On 18 May a robust gas-and-steam plume rose from Overlook Crater, punctuated by several minor ash emissions. At 2358 a short-lived explosion generated an ash plume that rose up to 3 km (10,000 ft) a.s.l. and drifted SW. Spattering continued from fissures 15, 17, 18, 20, 21, and 22, with pahoehoe lava flows being erupted from fissures 17, 18, and 20. Large fountains at fissure 17 ejected bits of spatter 100 m high. Lava flows from fissure 18 traveled almost 1 km SE, and a flow from fissure 15 crossed Pohoiki Road. A fast-moving lava flow (275-365 m per hour) emerged from fissure 20 and traveled SE, across Pohoiki Road. Gas emissions remained elevated in areas downwind of the fissure system; air quality was poor from gas emissions as well as smoke from burning vegetation. Earthquake locations had not moved farther downrift in the previous few days.
Small ash emissions from Overlook Crater occurred intermittently on 19 May. The eruption of lava and ground cracking in the area of Leilani Estates subdivision continued. Fissure 17 was weakly active after fountaining earlier in the day. Fissures 16-20 merged into a continuous line of spatter and fountaining; flows from this fissure 20 complex flowed 275 m/hour S. Two of the flows joined less than a 1.6 km from the ocean and continued to flow S between Pohoiki and Opihikao roads.
During 19-20 May there were two explosive eruptions from Overlook Crater, and several smaller ash emissions. Lava flows reached the ocean overnight (late on 19 May) along the SE Puna coast. On 20 May spatter was ejected from fissures 6 and 17, and fissure 20 produced significant lava flows. A ground crack opened under the E lava channel diverting lava into underground voids. Gas emissions tripled as a result of the voluminous eruptions from fissure 20. Photos take in the afternoon showed two ocean entries along approximately 1 km of coastline.
A small explosion at Overlook Crater at 0055 on 21 May produced an ash plume that rose around 2.1 km (7,000 ft) a.s.l. and drifted SW. Several smaller emissions throughout the day ejected abundant ash. Robust steam-and-gas plumes also rose from the crater. Lava fountains from fissure 22 fed a channelized lava flow that entered the ocean N of MacKenzie State Park. Spattering occurred at fissures 6, 17, and 19. Small ash emissions from Overlook Crater continued on 22 May. Lava continued to enter the ocean, though by the afternoon only one entry was active. Most of the LERZ activity shifted to the middle part of the fissure system. The Aviation Color Code remained at Red and the Volcano Alert Level remained at Warning.

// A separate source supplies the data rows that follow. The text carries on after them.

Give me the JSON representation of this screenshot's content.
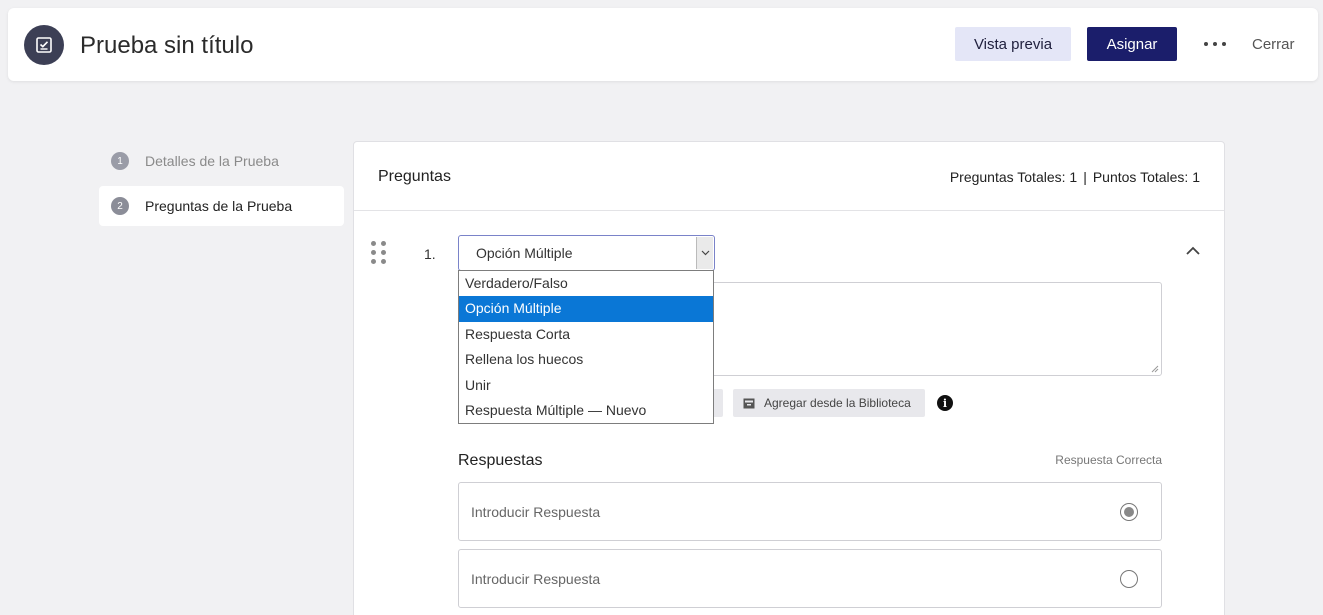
{
  "header": {
    "title": "Prueba sin título",
    "preview_label": "Vista previa",
    "assign_label": "Asignar",
    "close_label": "Cerrar",
    "app_icon": "quiz-checklist-icon",
    "more_icon": "more-horizontal-icon"
  },
  "sidebar": {
    "items": [
      {
        "number": "1",
        "label": "Detalles de la Prueba",
        "active": false
      },
      {
        "number": "2",
        "label": "Preguntas de la Prueba",
        "active": true
      }
    ]
  },
  "questions": {
    "title": "Preguntas",
    "totals_questions": "Preguntas Totales: 1",
    "totals_separator": "|",
    "totals_points": "Puntos Totales: 1",
    "question_number": "1.",
    "type_selected": "Opción Múltiple",
    "library_button": "Agregar desde la Biblioteca",
    "answers_label": "Respuestas",
    "correct_answer_label": "Respuesta Correcta",
    "answers": [
      {
        "placeholder": "Introducir Respuesta",
        "correct": true
      },
      {
        "placeholder": "Introducir Respuesta",
        "correct": false
      }
    ]
  },
  "dropdown": {
    "options": [
      {
        "label": "Verdadero/Falso",
        "selected": false
      },
      {
        "label": "Opción Múltiple",
        "selected": true
      },
      {
        "label": "Respuesta Corta",
        "selected": false
      },
      {
        "label": "Rellena los huecos",
        "selected": false
      },
      {
        "label": "Unir",
        "selected": false
      },
      {
        "label": "Respuesta Múltiple — Nuevo",
        "selected": false
      }
    ]
  },
  "colors": {
    "accent": "#1b1e6b",
    "preview_bg": "#e4e6f7",
    "selected_option": "#0a77d6"
  }
}
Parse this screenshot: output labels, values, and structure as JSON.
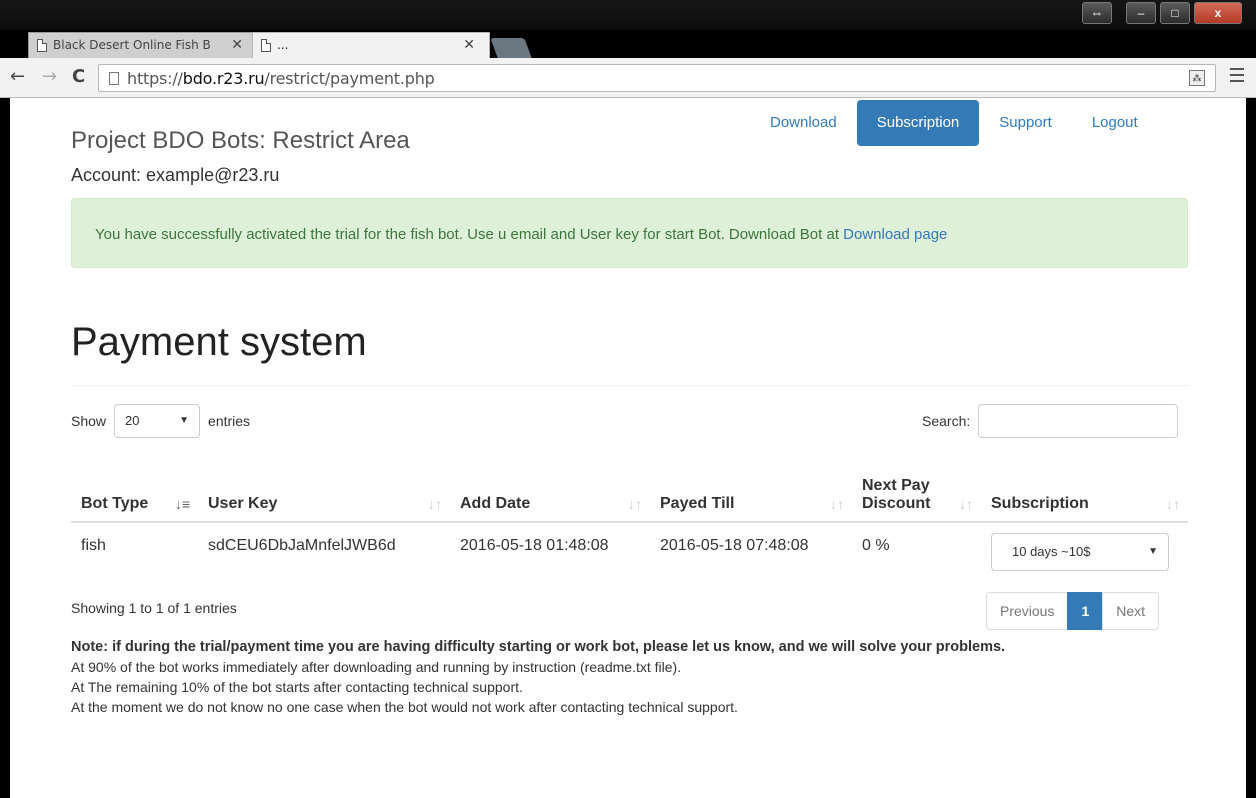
{
  "browser": {
    "tabs": [
      {
        "title": "Black Desert Online Fish B",
        "active": false
      },
      {
        "title": "...",
        "active": true
      }
    ],
    "url_prefix": "https://",
    "url_host": "bdo.r23.ru",
    "url_path": "/restrict/payment.php"
  },
  "header": {
    "brand": "Project BDO Bots: Restrict Area",
    "account": "Account: example@r23.ru",
    "nav": [
      {
        "label": "Download",
        "active": false
      },
      {
        "label": "Subscription",
        "active": true
      },
      {
        "label": "Support",
        "active": false
      },
      {
        "label": "Logout",
        "active": false
      }
    ]
  },
  "alert": {
    "text": "You have successfully activated the trial for the fish bot. Use u email and User key for start Bot. Download Bot at ",
    "link": "Download page"
  },
  "page_title": "Payment system",
  "table_controls": {
    "show_label": "Show",
    "entries_value": "20",
    "entries_label": "entries",
    "search_label": "Search:"
  },
  "table": {
    "headers": [
      "Bot Type",
      "User Key",
      "Add Date",
      "Payed Till",
      "Next Pay Discount",
      "Subscription"
    ],
    "rows": [
      {
        "bot_type": "fish",
        "user_key": "sdCEU6DbJaMnfelJWB6d",
        "add_date": "2016-05-18 01:48:08",
        "payed_till": "2016-05-18 07:48:08",
        "discount": "0 %",
        "subscription": "10 days ~10$"
      }
    ]
  },
  "footer": {
    "info": "Showing 1 to 1 of 1 entries",
    "pagination": {
      "prev": "Previous",
      "current": "1",
      "next": "Next"
    }
  },
  "notes": {
    "strong": "Note: if during the trial/payment time you are having difficulty starting or work bot, please let us know, and we will solve your problems.",
    "lines": [
      "At 90% of the bot works immediately after downloading and running by instruction (readme.txt file).",
      "At The remaining 10% of the bot starts after contacting technical support.",
      "At the moment we do not know no one case when the bot would not work after contacting technical support."
    ]
  },
  "colors": {
    "primary": "#337ab7",
    "alert_bg": "#dff0d8",
    "alert_text": "#3c763d"
  }
}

Geologic Background. Kilauea, which overlaps the E flank of the massive Mauna Loa shield volcano, has been Hawaii's most active volcano during historical time. Eruptions are prominent in Polynesian legends; written documentation extending back to only 1820 records frequent summit and flank lava flow eruptions that were interspersed with periods of long-term lava lake activity that lasted until 1924 at Halemaumau crater, within the summit caldera. The 3 x 5 km caldera was formed in several stages about 1500 years ago and during the 18th century; eruptions have also originated from the lengthy East and SW rift zones, which extend to the sea on both sides of the volcano. About 90% of the surface of the basaltic shield volcano is formed of lava flows less than about 1100 years old; 70% of the volcano's surface is younger than 600 years. A long-term eruption from the East rift zone that began in 1983 has produced lava flows covering more than 100 km2, destroying nearly 200 houses and adding new coastline to the island.